Ann conduisait très lentement.
— Jimbo, c'est une idée idiote!
Pas de réponse. Il était un peu plus de deux
heures du matin et elle s'était décidée à le raccompagner. Comme
d'habitude, la voiture de Jimbo était en panne. Les voitures de
Jimbo détenaient probablement le ruban bleu des pannes pour le
Colorado, et peut-être même pour tous les États-Unis
d'Amérique.
— Et tu partirais quand?
— Demain.
Elle stoppa devant la maison ancestrale des
Farrar. Construite au début du siècle, elle se trouvait sur les
hauteurs de Manitou Springs.
— Pourquoi attendre? dit simplement Jimbo.
Ils entrèrent dans la maison.
— Tu n'as même pas de voiture.
— Je prendrai le car.
— Pour faire le tour des États-Unis?
La maison comportait trois pièces. On allait d'une
pièce à l'autre en suivant des tranchées creusées au travers des
livres posés à même le plancher sur un mètre de haut.
— Tu veux un café?
Elle secoua la tête, furieuse et désarmée à la
fois.
— J'ai réfléchi, dit Jimbo.

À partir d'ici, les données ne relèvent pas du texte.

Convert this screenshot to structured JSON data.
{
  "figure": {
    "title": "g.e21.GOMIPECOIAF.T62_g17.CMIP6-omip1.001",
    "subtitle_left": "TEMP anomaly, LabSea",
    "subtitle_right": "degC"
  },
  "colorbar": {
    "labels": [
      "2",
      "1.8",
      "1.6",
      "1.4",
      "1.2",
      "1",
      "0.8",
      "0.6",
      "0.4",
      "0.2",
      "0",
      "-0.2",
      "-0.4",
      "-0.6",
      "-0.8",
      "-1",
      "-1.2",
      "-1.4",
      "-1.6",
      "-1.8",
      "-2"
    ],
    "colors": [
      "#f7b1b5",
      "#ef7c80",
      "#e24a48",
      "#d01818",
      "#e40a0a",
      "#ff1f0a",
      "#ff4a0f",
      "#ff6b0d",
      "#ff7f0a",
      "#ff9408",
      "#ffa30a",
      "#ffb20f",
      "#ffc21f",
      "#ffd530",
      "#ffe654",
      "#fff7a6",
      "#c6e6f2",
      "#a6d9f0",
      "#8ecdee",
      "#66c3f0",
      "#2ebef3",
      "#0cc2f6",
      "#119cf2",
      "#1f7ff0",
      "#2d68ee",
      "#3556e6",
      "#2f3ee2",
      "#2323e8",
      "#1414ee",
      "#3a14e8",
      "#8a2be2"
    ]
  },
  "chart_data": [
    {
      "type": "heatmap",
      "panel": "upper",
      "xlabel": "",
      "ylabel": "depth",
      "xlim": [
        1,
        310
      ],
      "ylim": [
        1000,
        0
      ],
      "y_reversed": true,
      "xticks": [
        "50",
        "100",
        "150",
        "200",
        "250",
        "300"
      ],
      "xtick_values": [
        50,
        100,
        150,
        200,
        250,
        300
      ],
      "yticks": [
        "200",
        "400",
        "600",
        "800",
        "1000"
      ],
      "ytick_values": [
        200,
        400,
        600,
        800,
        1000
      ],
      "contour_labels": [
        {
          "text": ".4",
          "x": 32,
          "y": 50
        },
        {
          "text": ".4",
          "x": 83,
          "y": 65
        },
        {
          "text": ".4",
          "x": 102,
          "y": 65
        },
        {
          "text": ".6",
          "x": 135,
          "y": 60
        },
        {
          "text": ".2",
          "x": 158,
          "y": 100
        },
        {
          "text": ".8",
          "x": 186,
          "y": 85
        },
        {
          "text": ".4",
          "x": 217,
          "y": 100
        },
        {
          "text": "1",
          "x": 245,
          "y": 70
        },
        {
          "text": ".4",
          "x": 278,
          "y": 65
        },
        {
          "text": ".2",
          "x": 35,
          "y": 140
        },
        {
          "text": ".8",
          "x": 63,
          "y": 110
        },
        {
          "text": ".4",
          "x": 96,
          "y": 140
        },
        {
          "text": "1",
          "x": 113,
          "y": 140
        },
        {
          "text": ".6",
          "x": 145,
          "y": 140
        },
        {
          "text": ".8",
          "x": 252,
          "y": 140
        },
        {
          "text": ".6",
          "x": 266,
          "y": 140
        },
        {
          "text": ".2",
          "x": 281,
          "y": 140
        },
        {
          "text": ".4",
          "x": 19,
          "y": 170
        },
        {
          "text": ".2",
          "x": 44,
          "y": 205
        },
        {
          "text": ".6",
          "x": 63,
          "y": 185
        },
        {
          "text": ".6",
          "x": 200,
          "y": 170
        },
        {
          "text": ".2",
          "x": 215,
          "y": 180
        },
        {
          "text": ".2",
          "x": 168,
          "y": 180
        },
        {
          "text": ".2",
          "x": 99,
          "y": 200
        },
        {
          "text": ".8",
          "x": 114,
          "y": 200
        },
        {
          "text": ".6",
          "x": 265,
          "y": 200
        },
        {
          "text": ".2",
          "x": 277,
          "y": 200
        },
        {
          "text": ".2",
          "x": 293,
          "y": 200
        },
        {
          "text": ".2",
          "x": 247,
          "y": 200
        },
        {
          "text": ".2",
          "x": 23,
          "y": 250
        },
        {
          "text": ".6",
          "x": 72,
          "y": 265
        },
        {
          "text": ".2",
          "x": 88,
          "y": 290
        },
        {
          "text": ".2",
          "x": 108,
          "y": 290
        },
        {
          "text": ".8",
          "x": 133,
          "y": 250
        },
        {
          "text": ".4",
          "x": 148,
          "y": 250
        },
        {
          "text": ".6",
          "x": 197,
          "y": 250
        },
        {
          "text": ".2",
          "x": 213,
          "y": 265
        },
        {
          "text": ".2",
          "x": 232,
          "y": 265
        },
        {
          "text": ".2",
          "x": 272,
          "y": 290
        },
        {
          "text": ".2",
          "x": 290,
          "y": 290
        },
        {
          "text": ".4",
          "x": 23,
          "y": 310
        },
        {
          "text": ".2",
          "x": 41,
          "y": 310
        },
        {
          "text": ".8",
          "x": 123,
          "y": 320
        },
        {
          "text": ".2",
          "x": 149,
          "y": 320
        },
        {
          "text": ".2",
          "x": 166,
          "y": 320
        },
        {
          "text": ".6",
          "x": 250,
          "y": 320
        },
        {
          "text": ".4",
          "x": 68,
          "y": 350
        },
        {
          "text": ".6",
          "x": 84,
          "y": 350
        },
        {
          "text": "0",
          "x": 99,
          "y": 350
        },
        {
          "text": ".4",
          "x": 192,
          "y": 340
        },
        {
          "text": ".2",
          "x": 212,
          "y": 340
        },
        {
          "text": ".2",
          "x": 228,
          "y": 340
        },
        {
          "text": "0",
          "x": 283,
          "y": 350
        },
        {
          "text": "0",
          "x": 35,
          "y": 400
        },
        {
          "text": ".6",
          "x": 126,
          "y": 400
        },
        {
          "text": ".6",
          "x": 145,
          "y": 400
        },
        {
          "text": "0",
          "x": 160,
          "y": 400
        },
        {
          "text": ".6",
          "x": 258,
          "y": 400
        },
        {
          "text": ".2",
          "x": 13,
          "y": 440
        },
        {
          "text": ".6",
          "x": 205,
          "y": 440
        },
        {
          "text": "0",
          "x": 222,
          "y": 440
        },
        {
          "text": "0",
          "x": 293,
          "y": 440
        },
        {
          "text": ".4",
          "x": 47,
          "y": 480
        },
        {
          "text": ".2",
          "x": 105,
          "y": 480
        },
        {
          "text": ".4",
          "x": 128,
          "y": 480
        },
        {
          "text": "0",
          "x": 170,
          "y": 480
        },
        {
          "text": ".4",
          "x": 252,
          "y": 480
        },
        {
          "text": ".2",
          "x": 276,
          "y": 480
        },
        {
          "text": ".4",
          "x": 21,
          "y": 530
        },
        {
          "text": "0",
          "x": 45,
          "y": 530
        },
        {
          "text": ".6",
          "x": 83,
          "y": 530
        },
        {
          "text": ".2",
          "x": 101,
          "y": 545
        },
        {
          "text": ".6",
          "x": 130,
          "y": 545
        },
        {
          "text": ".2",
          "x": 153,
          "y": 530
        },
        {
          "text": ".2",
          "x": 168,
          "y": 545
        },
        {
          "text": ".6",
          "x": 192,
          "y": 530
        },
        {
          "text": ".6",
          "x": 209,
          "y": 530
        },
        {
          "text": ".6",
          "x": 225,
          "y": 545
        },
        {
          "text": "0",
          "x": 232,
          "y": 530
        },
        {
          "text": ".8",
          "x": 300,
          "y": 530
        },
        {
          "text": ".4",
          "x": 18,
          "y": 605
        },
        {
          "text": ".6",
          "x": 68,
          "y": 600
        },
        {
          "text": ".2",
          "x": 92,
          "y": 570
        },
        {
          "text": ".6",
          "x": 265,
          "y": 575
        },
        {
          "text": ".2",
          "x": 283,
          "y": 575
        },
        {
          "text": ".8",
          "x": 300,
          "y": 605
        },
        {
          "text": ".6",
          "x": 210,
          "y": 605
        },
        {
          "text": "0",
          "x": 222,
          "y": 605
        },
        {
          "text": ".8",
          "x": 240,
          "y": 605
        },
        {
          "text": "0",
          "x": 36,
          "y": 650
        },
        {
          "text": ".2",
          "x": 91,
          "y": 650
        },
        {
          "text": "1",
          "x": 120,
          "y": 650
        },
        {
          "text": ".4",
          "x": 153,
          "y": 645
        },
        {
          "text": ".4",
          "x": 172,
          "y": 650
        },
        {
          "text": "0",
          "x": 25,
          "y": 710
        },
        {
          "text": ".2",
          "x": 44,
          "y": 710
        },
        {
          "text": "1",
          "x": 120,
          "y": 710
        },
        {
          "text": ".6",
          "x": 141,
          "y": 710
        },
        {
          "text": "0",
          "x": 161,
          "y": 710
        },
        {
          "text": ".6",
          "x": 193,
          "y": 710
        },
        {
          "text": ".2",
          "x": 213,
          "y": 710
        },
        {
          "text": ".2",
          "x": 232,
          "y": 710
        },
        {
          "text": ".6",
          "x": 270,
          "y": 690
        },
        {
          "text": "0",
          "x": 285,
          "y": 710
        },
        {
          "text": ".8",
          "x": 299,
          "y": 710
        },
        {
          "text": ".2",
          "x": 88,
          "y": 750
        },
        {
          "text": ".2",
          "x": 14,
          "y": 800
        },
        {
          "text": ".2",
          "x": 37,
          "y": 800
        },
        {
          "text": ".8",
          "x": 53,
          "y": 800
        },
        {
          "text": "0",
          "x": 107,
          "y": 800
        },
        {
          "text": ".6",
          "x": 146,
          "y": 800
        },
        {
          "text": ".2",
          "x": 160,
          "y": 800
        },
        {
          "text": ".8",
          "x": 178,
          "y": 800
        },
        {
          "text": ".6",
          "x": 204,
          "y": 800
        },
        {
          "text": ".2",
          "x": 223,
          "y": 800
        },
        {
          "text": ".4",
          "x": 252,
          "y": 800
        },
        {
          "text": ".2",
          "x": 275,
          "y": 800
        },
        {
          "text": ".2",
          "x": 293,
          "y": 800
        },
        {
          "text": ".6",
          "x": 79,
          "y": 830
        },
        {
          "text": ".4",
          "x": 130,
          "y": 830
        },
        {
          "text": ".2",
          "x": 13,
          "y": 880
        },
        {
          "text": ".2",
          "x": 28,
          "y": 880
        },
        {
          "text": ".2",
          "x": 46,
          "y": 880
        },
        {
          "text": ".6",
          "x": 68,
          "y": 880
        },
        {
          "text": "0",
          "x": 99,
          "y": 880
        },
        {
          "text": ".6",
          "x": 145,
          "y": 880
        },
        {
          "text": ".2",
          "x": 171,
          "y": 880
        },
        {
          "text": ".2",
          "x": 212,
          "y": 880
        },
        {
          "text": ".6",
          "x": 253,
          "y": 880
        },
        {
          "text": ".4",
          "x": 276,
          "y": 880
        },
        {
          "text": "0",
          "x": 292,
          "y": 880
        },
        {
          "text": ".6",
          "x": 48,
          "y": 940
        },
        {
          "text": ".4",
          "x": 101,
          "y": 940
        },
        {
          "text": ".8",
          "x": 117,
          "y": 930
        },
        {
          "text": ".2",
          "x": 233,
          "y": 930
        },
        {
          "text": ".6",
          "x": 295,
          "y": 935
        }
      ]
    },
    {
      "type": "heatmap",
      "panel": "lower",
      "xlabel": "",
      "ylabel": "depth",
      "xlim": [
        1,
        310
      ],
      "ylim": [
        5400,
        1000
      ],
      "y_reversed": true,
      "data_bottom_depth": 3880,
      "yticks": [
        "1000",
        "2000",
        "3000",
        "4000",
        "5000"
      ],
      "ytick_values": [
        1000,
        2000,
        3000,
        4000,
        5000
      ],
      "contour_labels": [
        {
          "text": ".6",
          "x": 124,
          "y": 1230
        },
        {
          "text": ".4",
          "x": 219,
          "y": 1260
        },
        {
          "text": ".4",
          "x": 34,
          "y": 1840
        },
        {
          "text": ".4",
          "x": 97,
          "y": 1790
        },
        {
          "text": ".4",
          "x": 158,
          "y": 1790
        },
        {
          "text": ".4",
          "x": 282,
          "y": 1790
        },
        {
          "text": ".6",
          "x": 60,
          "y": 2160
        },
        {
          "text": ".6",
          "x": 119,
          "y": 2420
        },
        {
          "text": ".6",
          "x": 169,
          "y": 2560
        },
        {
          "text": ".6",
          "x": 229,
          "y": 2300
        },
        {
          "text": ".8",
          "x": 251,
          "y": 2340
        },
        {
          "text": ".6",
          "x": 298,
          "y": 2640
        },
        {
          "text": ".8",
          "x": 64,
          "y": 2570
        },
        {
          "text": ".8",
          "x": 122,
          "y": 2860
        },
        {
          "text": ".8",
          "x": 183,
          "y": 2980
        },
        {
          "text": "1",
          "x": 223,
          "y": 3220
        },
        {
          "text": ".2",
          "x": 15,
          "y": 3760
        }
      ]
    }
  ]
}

Deux choses. La
première : je veux aller voir ces gosses, un par un. La
deuxième...
— Parles-en aux gens de Killian.
— La deuxième : je ne vais pas en parler aux gens
de Killian.
Il lui sourit, apparemment très content de
lui.
— Jimbo.
Il secoua la tête.
— Tu es sûre que tu ne veux pas de café?
Elle reconnut sur son visage cette expression
têtue qui remontait à son enfance. Il avait toujours été plus grand
que son âge. A treize ans, il mesurait déjà un mètre
quatre-vingt-six, et rien que de l'os. Il avait plutôt mauvais
caractère en ce temps-là. La gentillesse n'était venue qu'après, au
fil des années, comme remontant peu à peu à la surface. Mais
personne au monde n'avait à ce jour contraint Jimbo à faire ce
qu'il ne voulait pas faire. Et elle le savait mieux que
personne.
— Pas de café?
— Non.
Avec le même air distrait qu'il aurait eu pour
saisir nonchalamment un verre, il lui toucha un sein. Elle recula,
buta sur le rebord de la tranchée de livres, se rattrapa de
justesse.
— Non!
Il considérait sa main comme s'il en découvrait
soudain l'existence. Elle baissa la tête, de nouveau partagée entre
deux sentiments contradictoires : l'exaspération et le fou
rire.
L'exaspération l'emporta. Elle s'en alla sans
l'avoir même embrassé. Bientôt il n'entendit plus le bruit de sa
voiture. Il s'assit sur une pile de livres.
Where are you ?
L'angoisse était toujours là, tapie au fond de
lui. Il revoyait les sept visages que Fozzy lui avait montrés. Et
il voyait au-delà de ces visages. Sept petites larves encore
balbutiantes, sachant à peine s'exprimer, fragiles,
pathétiques.
« Tout juste capables pour
l'instant de se dresser sur leurs jambes grêles et de poser leurs
regards d'aveugles sur l'indéchiffrable... »
Jimbo ferma les yeux. Il se vit sur l'océan,
nageant d'un crawl puissant et sûr. Il crut entendre des cris
d'enfants et distingua très nettement sept petits corps qui se
débattaient dans les vagues en l'appelant à leur secours. Un
sentiment bouleversant de tendresse et de pitié l'envahit.
La moitié de Jimbo qui passait son temps à
observer l'autre moitié d'un œil critique et froid, cette moitié-là
ricana.
« Mon imagination m'emporte. »
« Je n'aurais pas dû en parler à Ann. Même pas à
Ann. »
Car il devinait ce qu'Ann allait faire.